Psaila et al show that patients with untreated ITP have platelets that are more activated by flow cytometry than control patients as evidenced by increased expression of P-selectin and activated GPIIb/IIIa. There also was increased expression of GPIb, but this may reflect the larger mean platelet size noted. While the authors did not compare this platelet reactivity with patients who were thrombocytopenic for other reasons, these findings are consistent with prior reports that there may be an increased risk of thrombosis associated with ITP,⁸  that many patients with ITP do not have significant bleeding even with severe thrombocytopenia,⁹  and that platelets in patients with ITP may be activated.¹⁰  Interestingly, Psaila et al found that stimulation of platelets from ITP patients with the thrombin receptor activator TRAP resulted in lower responsiveness as measured by surface levels of activated GPIIb/IIIa and P-selectin expression, suggesting that while the platelets of ITP patients are more activated in the circulation, the potential for further activation of these platelets is limited in thrombocytopenic patients with ITP.
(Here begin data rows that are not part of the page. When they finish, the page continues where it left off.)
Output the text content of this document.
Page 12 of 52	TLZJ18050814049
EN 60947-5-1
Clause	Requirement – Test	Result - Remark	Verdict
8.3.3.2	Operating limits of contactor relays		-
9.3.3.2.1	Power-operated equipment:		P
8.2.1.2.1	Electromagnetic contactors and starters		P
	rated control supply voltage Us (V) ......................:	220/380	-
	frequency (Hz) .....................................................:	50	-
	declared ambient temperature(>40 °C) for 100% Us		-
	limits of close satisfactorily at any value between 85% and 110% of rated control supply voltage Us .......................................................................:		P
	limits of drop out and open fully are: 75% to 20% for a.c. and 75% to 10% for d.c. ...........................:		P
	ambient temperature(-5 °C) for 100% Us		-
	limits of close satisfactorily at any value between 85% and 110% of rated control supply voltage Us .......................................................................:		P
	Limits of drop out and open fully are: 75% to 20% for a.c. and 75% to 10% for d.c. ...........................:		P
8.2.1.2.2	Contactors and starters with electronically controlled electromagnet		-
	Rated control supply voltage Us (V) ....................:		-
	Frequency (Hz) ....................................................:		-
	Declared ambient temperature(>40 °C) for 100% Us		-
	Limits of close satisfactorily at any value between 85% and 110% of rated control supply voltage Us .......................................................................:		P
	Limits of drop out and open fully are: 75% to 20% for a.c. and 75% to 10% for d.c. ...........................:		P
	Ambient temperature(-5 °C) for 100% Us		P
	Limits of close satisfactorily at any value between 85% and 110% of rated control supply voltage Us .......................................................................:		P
Next, the authors examined the effect of eltrombopag on platelet reactivity compared with control platelets and to the ITP platelets before treatment. First, treatment with eltrombopag did not change expression of GPIb or activated GPIIb/IIa expression on platelets in the absence of stimulation. There was a small increase in P-selectin early after treatment with eltrombopag (by day 7). Over time, platelet reactivity by activated GPIIb/IIIa expression to stimulation by ADP was decreased. Reactivity to TRAP measured by activated GPIIb/IIIa expression and P-selectin expression was increased with treatment in patients whose platelet count responded to eltrombopag compared with baseline, but did not increase above control levels.

These data do not support eltrombopag increasing platelet reactivity in ITP and may ameliorate some of the reactivity otherwise seen. This first in vivo report on TPO-RAs on platelet reactivity only studied 20 patients; however, these data are consistent with previously published studies of the in vitro effect of eltrombopag on platelet activation⁴  and with another, even smaller study recently published examining 3 patients that also demonstrated no obvious platelet activation with treatment with eltrombopag.¹¹  Nevertheless, based on the limited size of the present study, a further study of a larger cohort of patients to examine both the effect of ITP on platelet function as well as modification of this effect by the new TPO-RA is needed.